In fact, Trump was right to do it.
Some of the key justifications are well known: Maduro was charged with trafficking narcotics into the U.S. (he pleaded not guilty at his arraignment in New York on Monday). His governance drove millions of Venezuelans out of the country, fueling a migration crisis at America’s southern border. He gave American rivals — China, Russia and Iran — a foothold in our backyard. The security of the U.S., Latin America and the world stand to benefit now that Maduro is out of power.
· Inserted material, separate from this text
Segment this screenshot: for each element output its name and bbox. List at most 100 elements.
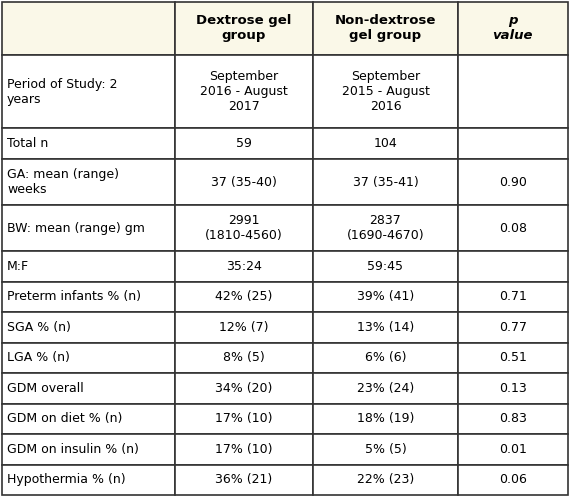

But the potential benefits of Maduro’s removal run much deeper, particularly in Venezuela itself. Maduro was an odious and incompetent leader who engaged in human rights violations and badly mismanaged his country’s economy. While he was in office, Venezuela’s gross domestic product contracted by 80%, the poverty rate rose to 90% and hyperinflation peaked at 130,000%.
To be sure, many unanswered questions about the future of governance in Caracas remain, but it is hard to imagine that the next or future leaders will be worse than Maduro. His vice president and the country’s new acting leader, Delcy Rodríguez, has a reputation as a technocrat intent on reforming Venezuela’s oil industry. María Corina Machado, the exiled opposition leader and Nobel Peace Prize winner, is beloved by the Venezuelan people, despite Trump’s comment that she lacks popular support; tallies gathered by volunteers showed her party won 70% of the popular vote in the 2024 presidential election. Maduro held on to power anyway. The promise of a better future is already prompting exiled Venezuelans to imagine a return home.
Many have drawn comparisons between this American military operation and President George H.W. Bush’s 1989 invasion of Panama to remove the dictator Manuel Noriega. There is one commonality, however, that has been largely overlooked: Bush seemed to be motivated in part by the desire for a military win to help the nation — both the public and the armed forces — regain confidence and get over the trauma and failures of the Vietnam War. Only about 50% of Americans expressed a great deal of confidence in the military in 1980, compared with more than 80% in the early 1990s.